It’s a more common path of logic than you might think.
A person from a marginalized group – based on race, sexual identity, gender identity, or another characteristic – believes they can escape the individual and systemic abuses facing said group by simply being “exceptional.” Maybe they’re smarter than everyone else, or they use more formal language. They have more money or possess a talent that makes interested parties more money. As long as they can prove themselves as “better,” they’ll be fine. They’ll be free. They’ll have agency.
In the Broadway play Take Me Out, Darren Lemming (Jesse Williams) is banking on that logic. Lemming, a star Black baseball player for the Empires, comes out to the world as gay. It’s 2002, five years after Ellen DeGeneres came out on the cover of Time and nearly two decades before Carl Nassib became the first openly gay active player in the NFL.

(Courtesy: Second Stage Theater)
The harsh realities this context implies don’t phase Lemming. He insists to his teammate and close teammate Kippy Sunderstorm (Patrick J. Adams) that his superstar status shields him. When a fellow teammate voices homophobic concern, Lemming turns him into a laughingstock for the audience. He shrugs off getting a new business manager Mason (Jesse Tyler Ferguson), who happens to be gay himself. He can handle microaggressions here and there because he has the power. He’s untouchable.
Or so he thinks.
Take Me Out, a revival of the 2003 Tony-winning play, has tons of fun sending up the culture that makes people like Lemming such a rarity in real life. There’s little that the book doesn’t mine for laughs: how men struggle with emotional connections, the latent homoeroticism of men’s sports in general, the stereotypes about gay men and sports, and even a sly joke about sexual positions that you might miss without the gasps and laughs from the people around you.
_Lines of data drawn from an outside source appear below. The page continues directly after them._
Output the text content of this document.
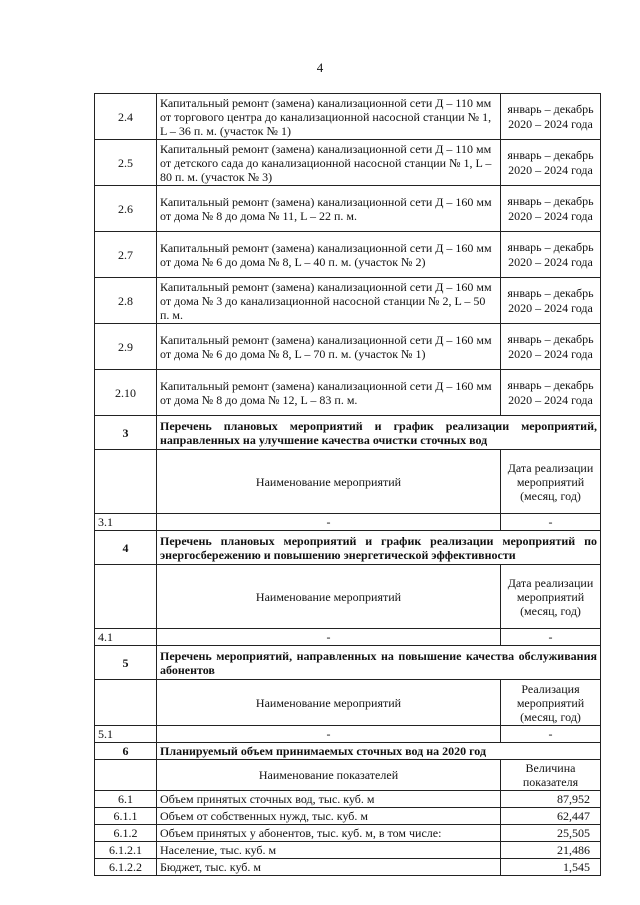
4
2.4	Капитальный ремонт (замена) канализационной сети Д – 110 мм от торгового центра до канализационной насосной станции № 1, L – 36 п. м. (участок № 1)	январь – декабрь 2020 – 2024 года
2.5	Капитальный ремонт (замена) канализационной сети Д – 110 мм от детского сада до канализационной насосной станции № 1, L – 80 п. м. (участок № 3)	январь – декабрь 2020 – 2024 года
2.6	Капитальный ремонт (замена) канализационной сети Д – 160 мм от дома № 8 до дома № 11, L – 22 п. м.	январь – декабрь 2020 – 2024 года
2.7	Капитальный ремонт (замена) канализационной сети Д – 160 мм от дома № 6 до дома № 8, L – 40 п. м. (участок № 2)	январь – декабрь 2020 – 2024 года
2.8	Капитальный ремонт (замена) канализационной сети Д – 160 мм от дома № 3 до канализационной насосной станции № 2, L – 50 п. м.	январь – декабрь 2020 – 2024 года
2.9	Капитальный ремонт (замена) канализационной сети Д – 160 мм от дома № 6 до дома № 8, L – 70 п. м. (участок № 1)	январь – декабрь 2020 – 2024 года
2.10	Капитальный ремонт (замена) канализационной сети Д – 160 мм от дома № 8 до дома № 12, L – 83 п. м.	январь – декабрь 2020 – 2024 года
3	Перечень плановых мероприятий и график реализации мероприятий, направленных на улучшение качества очистки сточных вод	
	Наименование мероприятий	Дата реализации мероприятий (месяц, год)
3.1	-	-
4	Перечень плановых мероприятий и график реализации мероприятий по энергосбережению и повышению энергетической эффективности	
	Наименование мероприятий	Дата реализации мероприятий (месяц, год)
4.1	-	-
5	Перечень мероприятий, направленных на повышение качества обслуживания абонентов	
	Наименование мероприятий	Реализация мероприятий (месяц, год)
5.1	-	-
6	Планируемый объем принимаемых сточных вод на 2020 год	
	Наименование показателей	Величина показателя
6.1	Объем принятых сточных вод, тыс. куб. м	87,952
6.1.1	Объем от собственных нужд, тыс. куб. м	62,447
6.1.2	Объем принятых у абонентов, тыс. куб. м, в том числе:	25,505
6.1.2.1	Население, тыс. куб. м	21,486
6.1.2.2	Бюджет, тыс. куб. м	1,545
(Courtesy: Second Stage Theater)
The jokes do more than invest you in this clubhouse and its colorful, messy characters. They help clarify the hypocrisies and outright hatred simmering beneath the surface of playful back slaps and cheering crowds. It’s a crucial juxtaposition for the inevitable scenes where the arrival of relief pitcher Shane Mungitt (Michael Oberholtzer) brings Lemming down to Earth. Lemming realizes how low on the totem pole he is and how little his paycheck means. It’s a damning one that sends him and the team spiraling.
Even amidst the heavy drama, the play finds ways to insert glimmers of comedy. You’ll be gripped by a tense, anxious confrontation, only to laugh in the middle of it. It’s an uneasy and very intentional feeling. Despite his best efforts, the world reduces Lemming to being Black and gay and punishes him. It’s as absurd as any joke in the play and a startling reality to this very day. (In the 20 years since the play premiered in London, there hasn’t been one active, openly gay MLB player.)
Take Me Out asks a lot of its cast, and yes, that’s considering the full-frontal nudity required. (The Hayes Theater does try to protect the actors’ privacy, despite some overzealous audience members.) Everyone meets the moment, not a weak link within the ensemble. Adams is a hilarious and thoughtful narrator, letting loose an adult version of the smarmy intelligence he deployed in Suits. Williams, essentially the lead, excellently carries Lemming’s bravado with slightly shaky confidence, especially as big and small forces chip away at it. When there’s nothing left and Lemming is laid emotionally bare, Williams is devastating.

(Courtesy: Second Stage Theater)
Like Williams, Michael Oberholtzer carries much of the play’s emotional weight, especially in the third act. He nearly explodes off the stage in a tornado of toxicity, sadness, and confusion. It is shocking to behold and hard to look away from. In most cases, he would be Take Me Out’s undeniable standout. But then there’s Jesse Tyler Ferguson. Every second he’s on stage is pure delight, earning the biggest laughs while emanating the warmth the play needs to keep balanced. If he were on stage for only one act, he would deserve a Tony. Blessedly, he’s in all three, which means not giving the damned award is criminal.
It’s clichéd to describe Take Me Out as timely or relevant. It shouldn’t be, but here we are. More importantly, Take Me Out is a nuanced look at the “model minority” myth and how easily it crumbles under the slightest pressure. No one is immune, despite what some may tell themselves. The play’s brilliance also lies in how deeply it cuts into the phobias of sports and how it’s the most vulnerable who often bleed.